Философские размышления Пушкина смыкаются с глубинной рефлексией Синявского и сближают (объединяют для них обоих) понятия жизни и случая, жизни-случая. И далее, в стратегиях научного изыскания, Синявский формирует историко-литературный контекст, в котором намерен проверить убедительность достигнутого наблюдения. Он, обнаруживая обширную эрудицию, вводит в текст исторические ситуации («насморк» Наполеона под Ватерлоо), примеры из позднесредневековой литературы (Шекспир и его «Лукреция»), собственно пушкинский (авто)контекст («Граф Нулин»).
Кажется, Синявский-Терц исчерпал роль случая в творчестве Пушкина[119]
, особенно на примере «Капитанской дочки» (1836), где «все вертится на случае» (с. 361), на заячьем тулупчике. Но исследовательская мысль заставляет писателя пойти дальше и связать случай с жанром пародии и анекдота. И, как следствие, предложить еще одну неожиданную дефиницию Пушкина: Пушкин-пародист, Пушкин-творец анекдотов, Пушкин насквозь анекдотичен. По Синявскому, Пушкин «рекомендовал анекдот и пародию на пост философии» (с. 359).Мысль Синявского вновь представляется специалистам-пушкинистам крамольной. Однако исследователь умело и доказательно обосновывает свое наблюдение, и его «гипотеза» в итоге обретает статус открытия. Синявский-Терц показывает, как природа анекдота позволяет художнику нарушить границы традиционного жанра и указать пути новаторства. По выражению Синявского-Терца, Пушкин «дразнил традицию» (с. 359), и именно это свойство его мировосприятия позволило ему «расшат[ыв]ать иерархию жанров» (с. 360) и написать не поэму, а роман в стихах «Евгений Онегин», трансформировать нарративную тактику в «Повестях…» не Пушкина, но Белкина (очень точно сопоставленного исследователем с типом рассказчика у А. П. Чехова), положить анекдот (см. исторический эпиграф) в основу «Пиковой дамы». И хотя (по мнению критически настроенных специалистов) вольность переходов и ассоциативность аргументирующих позиций у Синявского-Терца не подтверждена ссылками и сносками, указанием на источник или обозначением страницы цитирования, однако законность и «внутренний академизм» предложенных автором взаимосвязей и пересечений, на наш взгляд, основателен и убедителен. Доказательная база во многом метафорична и поэтична, но в достаточной мере показательна и надежна.
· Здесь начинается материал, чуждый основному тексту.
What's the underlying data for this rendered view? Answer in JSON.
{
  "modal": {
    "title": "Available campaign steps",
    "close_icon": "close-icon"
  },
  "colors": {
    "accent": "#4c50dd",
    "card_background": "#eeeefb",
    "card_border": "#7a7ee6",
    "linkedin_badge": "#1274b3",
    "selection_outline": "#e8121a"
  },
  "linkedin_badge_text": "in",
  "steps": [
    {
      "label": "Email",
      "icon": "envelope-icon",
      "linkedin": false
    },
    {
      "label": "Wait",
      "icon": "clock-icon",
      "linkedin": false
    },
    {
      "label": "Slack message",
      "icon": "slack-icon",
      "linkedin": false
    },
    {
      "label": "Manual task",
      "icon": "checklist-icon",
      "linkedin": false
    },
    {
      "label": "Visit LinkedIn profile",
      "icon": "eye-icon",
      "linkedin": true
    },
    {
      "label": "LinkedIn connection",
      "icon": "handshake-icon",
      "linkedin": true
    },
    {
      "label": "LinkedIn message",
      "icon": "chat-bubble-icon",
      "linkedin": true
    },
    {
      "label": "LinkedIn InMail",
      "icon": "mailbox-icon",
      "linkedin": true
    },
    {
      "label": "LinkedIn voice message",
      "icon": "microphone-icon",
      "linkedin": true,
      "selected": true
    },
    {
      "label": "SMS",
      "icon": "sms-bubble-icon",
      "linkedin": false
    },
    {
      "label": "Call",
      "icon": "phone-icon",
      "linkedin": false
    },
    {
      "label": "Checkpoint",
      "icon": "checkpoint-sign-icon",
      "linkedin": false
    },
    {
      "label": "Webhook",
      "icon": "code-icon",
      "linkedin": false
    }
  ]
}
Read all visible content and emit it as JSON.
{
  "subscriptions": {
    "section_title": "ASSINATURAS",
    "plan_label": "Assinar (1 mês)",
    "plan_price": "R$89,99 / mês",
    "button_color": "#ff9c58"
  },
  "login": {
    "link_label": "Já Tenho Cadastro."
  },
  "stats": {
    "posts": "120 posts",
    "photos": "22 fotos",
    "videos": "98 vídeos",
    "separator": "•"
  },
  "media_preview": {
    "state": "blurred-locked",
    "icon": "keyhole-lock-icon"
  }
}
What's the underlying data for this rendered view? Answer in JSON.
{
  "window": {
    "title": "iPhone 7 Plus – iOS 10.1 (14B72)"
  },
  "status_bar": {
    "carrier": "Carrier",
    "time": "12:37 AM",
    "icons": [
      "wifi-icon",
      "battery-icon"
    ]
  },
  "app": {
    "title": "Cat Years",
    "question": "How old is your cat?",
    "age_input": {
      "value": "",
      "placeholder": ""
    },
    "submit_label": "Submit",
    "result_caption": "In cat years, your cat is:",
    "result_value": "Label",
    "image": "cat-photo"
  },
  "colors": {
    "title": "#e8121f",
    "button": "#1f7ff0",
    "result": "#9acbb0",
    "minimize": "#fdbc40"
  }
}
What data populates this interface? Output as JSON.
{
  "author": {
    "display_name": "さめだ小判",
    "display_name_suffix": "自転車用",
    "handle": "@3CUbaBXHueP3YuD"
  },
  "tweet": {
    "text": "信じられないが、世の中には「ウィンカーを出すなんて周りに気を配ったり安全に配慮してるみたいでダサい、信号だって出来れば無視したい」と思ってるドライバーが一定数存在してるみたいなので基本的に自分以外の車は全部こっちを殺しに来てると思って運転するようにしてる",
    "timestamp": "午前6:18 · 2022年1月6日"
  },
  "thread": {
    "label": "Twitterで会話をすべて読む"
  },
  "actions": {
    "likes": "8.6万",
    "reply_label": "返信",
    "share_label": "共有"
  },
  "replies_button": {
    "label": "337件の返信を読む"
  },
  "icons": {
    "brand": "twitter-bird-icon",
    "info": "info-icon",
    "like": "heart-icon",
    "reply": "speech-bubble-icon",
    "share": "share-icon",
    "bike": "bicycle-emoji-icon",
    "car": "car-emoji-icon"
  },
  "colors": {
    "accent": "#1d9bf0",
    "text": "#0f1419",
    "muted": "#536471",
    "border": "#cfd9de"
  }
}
Заметим a propos, что все «Прогулки…» – своеобразное филологическое исследование Синявского-Терца – существенным образом оснащены ссылками, сносками, указанием на источник, атрибуцией той или иной цитаты. При этом сноски и ссылки носят самый разный характер. Они могут быть погружены в текст (с. 342, 346, 406, 419 и др.), а могут быть вынесены в постраничные сноски (с. 348, 355, 358 и др.). Могут быть пояснительными (с. 348–349, 421 и др.), уточняющими (с. 358, 428 и др.), иллюстративными (с. 365 и др.), сопоставительными (с. 365, 379, 392 и др.). Чаще всего Источниковыми. И это еще раз подтверждает выдвинутое ранее суждение о том, что книга «Прогулки с Пушкиным» во многом подчинена законам организации диссертационного (научного) исследования, хотя и исполненного с эксплуатацией метафорических форм художественного повествования. Вряд ли можно говорить о намеренности (сознательности) выбора писателем именно такого жанрового формата, однако апелляция к тактикам научного мышления дает о себе знать, она органична Синявскому – вновь заметим, Синявскому, а не Терцу.